El Oráculo suele llevar bata blanca o azul y ser muy amable. Repite las palabras con que lo entrenaron, generalmente sin artículo precedente: ahora levantamos bata, introducimos aguja, untamos gel. Levantamos brazo izquierdo y sostenemos en cabeza. Buscamos azúcar en sangre. La aguja es nueva, insiste el Oráculo, aquí sólo extraemos, no añadimos a lo existente. Y el Oráculo nos muestra nuestra sangre en un tubo, sangre que fascina y atemoriza a la vez, una muestra del abismo de adentro que no siempre queremos ver: ¿por qué nuestra sangre es tan oscura? Por el hierro, contesta alguien que sabe. Sí, pero ¿no corresponde su tono de rojo a la claridad de nuestras ideas o a la confusión de nuestros sentimientos? No siempre. A veces no se puede sacar sangre porque la vena se adelgaza del espanto; a veces la sangre corre como si quisiera estallar. Otros días el Oráculo te aplasta los pechos en una máquina; en otra ocasión te aposenta electrodos como patas de araña en la cabeza o en el corazón. En otros momentos, te saca radiografías (eso tiene un lado morbosamente fascinante, como la radiografía de madame Chauchat en La montaña mágica, un asomarse a lo recóndito, una gran impudicia) y hace algunas revelaciones: usted tiene los riñones muy chicos, por ejemplo. Hay que ofrendarle nuestras más íntimas secreciones; vamos cruzando las avenidas con aquella bolsita sospechosa y humillante, rezando por no encontrar a ningún conocido. En momentos terribles, el Oráculo te introduce en una cápsula y te inyecta yodo en las venas. Cierre los ojos, advierte, no me los vaya a abrir. Hay, me dicen, cosas peores que no me puedo imaginar. Pero en manos del Oráculo nos colocamos, qué remedio, entre frazadas plásticas y azules, como si el azul neutralizara todos nuestros temores: haga de cuenta que está en el cielo, entre nubes y música ambiental; un cielo de aparatos modernísimos que el Oráculo maneja con la destreza que corresponde a cada lugar, porque hay oráculos muy caros y otros casi gratuitos, donde se hacen largas colas y el trato es difícil, agresivo.

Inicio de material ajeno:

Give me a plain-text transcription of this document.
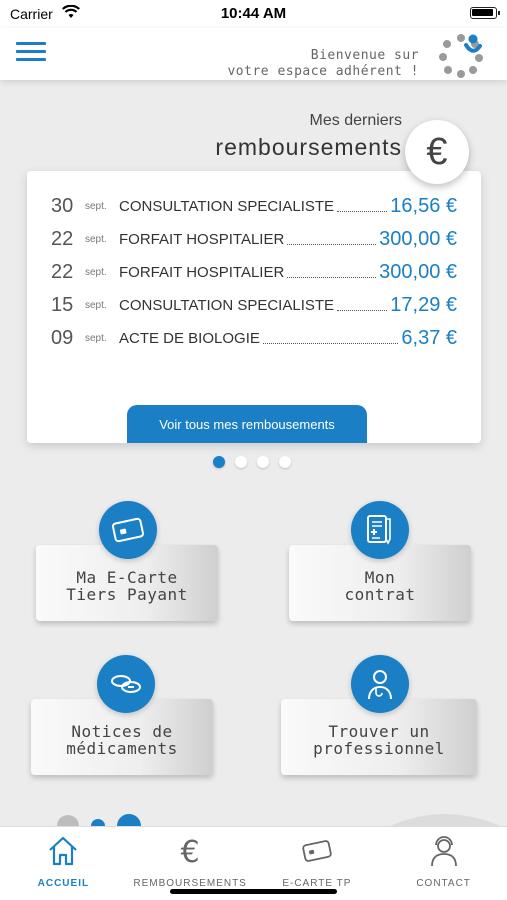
Carrier	10:44 AM
Bienvenue sur
votre espace adhérent !
Mes derniers
remboursements €
30	sept. CONSULTATION SPECIALISTE	16,56 €
22	sept. FORFAIT HOSPITALIER	300,00 €
22	sept. FORFAIT HOSPITALIER	300,00 €
15	sept. CONSULTATION SPECIALISTE	17,29 €
09	sept. ACTE DE BIOLOGIE	6,37 €
Voir tous mes rembousements
Ma E-Carte
Tiers Payant
Mon
contrat
Notices de
médicaments
Trouver un
professionnel
ACCUEIL
€
REMBOURSEMENTS	E-CARTE TP	CONTACT
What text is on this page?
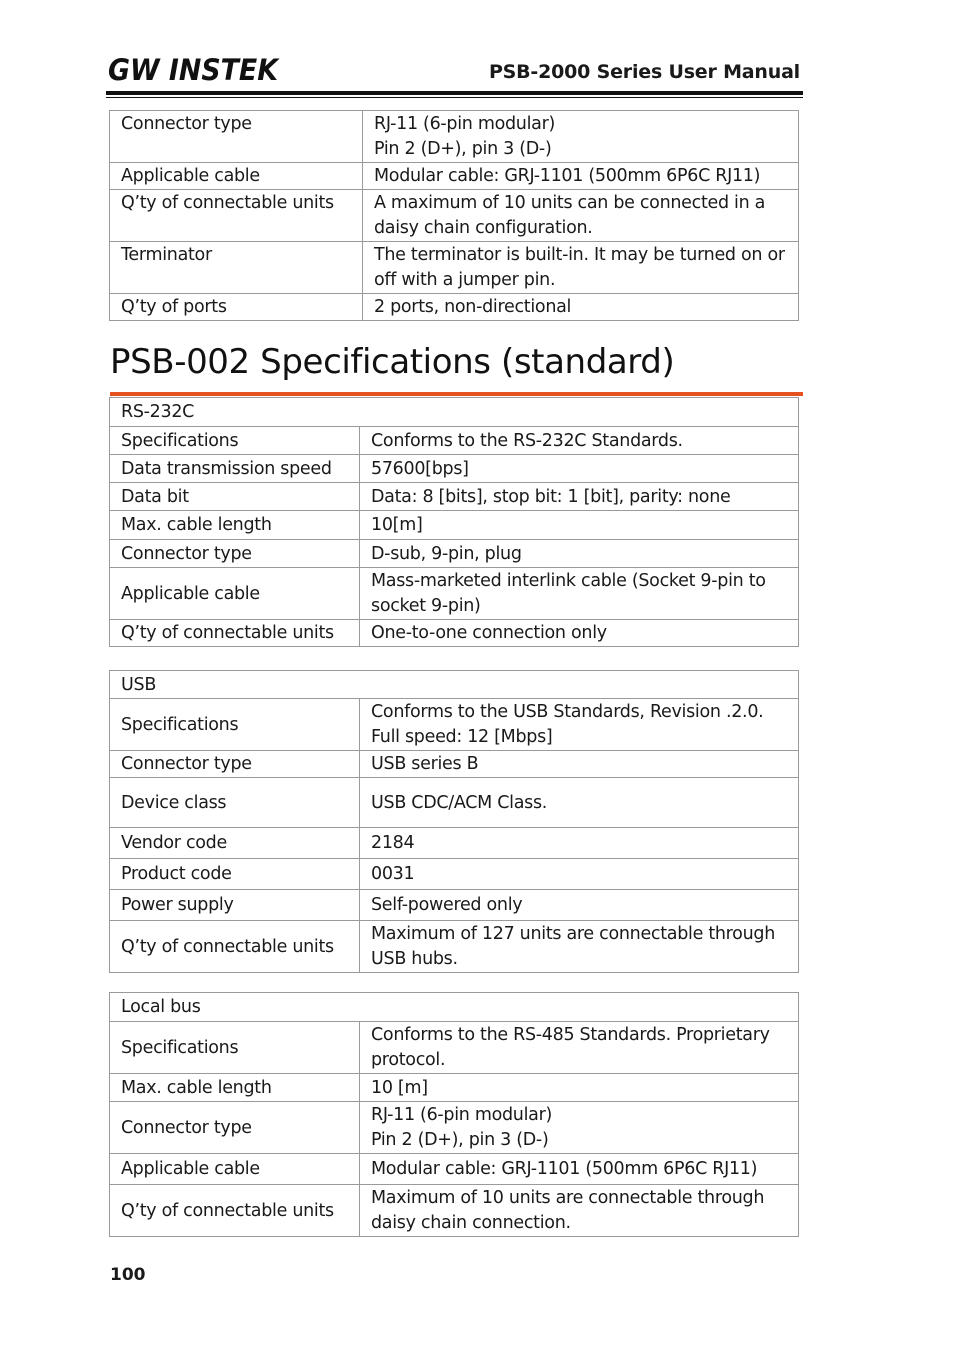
GW INSTEK	PSB-2000 Series User Manual
Connector type	RJ-11 (6-pin modular)
Pin 2 (D+), pin 3 (D-)
Applicable cable	Modular cable: GRJ-1101 (500mm 6P6C RJ11)
Q’ty of connectable units	A maximum of 10 units can be connected in a
daisy chain configuration.
Terminator	The terminator is built-in. It may be turned on or
off with a jumper pin.
Q’ty of ports	2 ports, non-directional
PSB-002 Specifications (standard)
RS-232C	
Specifications	Conforms to the RS-232C Standards.
Data transmission speed	57600[bps]
Data bit	Data: 8 [bits], stop bit: 1 [bit], parity: none
Max. cable length	10[m]
Connector type	D-sub, 9-pin, plug
Applicable cable	Mass-marketed interlink cable (Socket 9-pin to
socket 9-pin)
Q’ty of connectable units	One-to-one connection only
USB	
Specifications	Conforms to the USB Standards, Revision .2.0.
Full speed: 12 [Mbps]
Connector type	USB series B
Device class	USB CDC/ACM Class.
Vendor code	2184
Product code	0031
Power supply	Self-powered only
Q’ty of connectable units	Maximum of 127 units are connectable through
USB hubs.
Local bus	
Specifications	Conforms to the RS-485 Standards. Proprietary
protocol.
Max. cable length	10 [m]
Connector type	RJ-11 (6-pin modular)
Pin 2 (D+), pin 3 (D-)
Applicable cable	Modular cable: GRJ-1101 (500mm 6P6C RJ11)
Q’ty of connectable units	Maximum of 10 units are connectable through
daisy chain connection.
100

Luego de todas esas maniobras, el Oráculo lee y dicta cantidades, probabilidades de futuro, cábalas de sangre. Igual no hemos ido a preguntarle nada; sólo tenemos que entregar un certificado de salud, o hacer un examen de rutina, nada nos duele, poco nos inquieta. Pero eso al Oráculo lo tiene sin cuidado. El Oráculo es ciego: una tabla de valores normales o no, más bajos o más altos. Y si queda tiempo entre la visita al Oráculo y el encuentro con el médico, la cosa es grave: no nos aguantamos de consultar sus resultados en internet y entonces aparecen posibilidades escalofriantes, que jamás habíamos pensado que existirían y que ni siquiera mencionaré por superstición. Luego resulta que no, que era una vil infección, un pinche torzón, una descompensación. Así nos pasó a mi madre y a mí por andar leyendo los periódicos, hace muchos años, mientras sufríamos de náuseas simultáneas: nos convencimos de que padecíamos meningitis equina, pues había un brote de esa enfermedad cerca de nuestra casa. Cuando apareció por fin un doctor, resultó que nos habíamos intoxicado con un queso. Pero esa es otra historia. Hipocondría, que le llaman. El Oráculo no la detecta, sólo la fomenta.
Quizá eso no es el Oráculo, sino su antesala: con enfermeras, pero que no alivian, sólo nos extraen los jugos, la sangre, las ondas eléctricas. Con médicos que no curan, pero interpretan. Una vez uno de esos oráculos me dijo que estaba bien, para mi edad. No fue un gran consuelo, la verdad. Un circuito de cánulas, tubos y líquidos por el que desfilan nuestras ansias y nuestros dolores. Dime, Oráculo, qué es lo que tengo, a dónde iré a parar con mi colesterol, qué me depara el azúcar en sangre (sin artículo determinado). El Oráculo muestra el tubito con la etiqueta. Tiene su nombre, dice, la aguja es nueva, relájese. ¿Está nerviosa? No respire.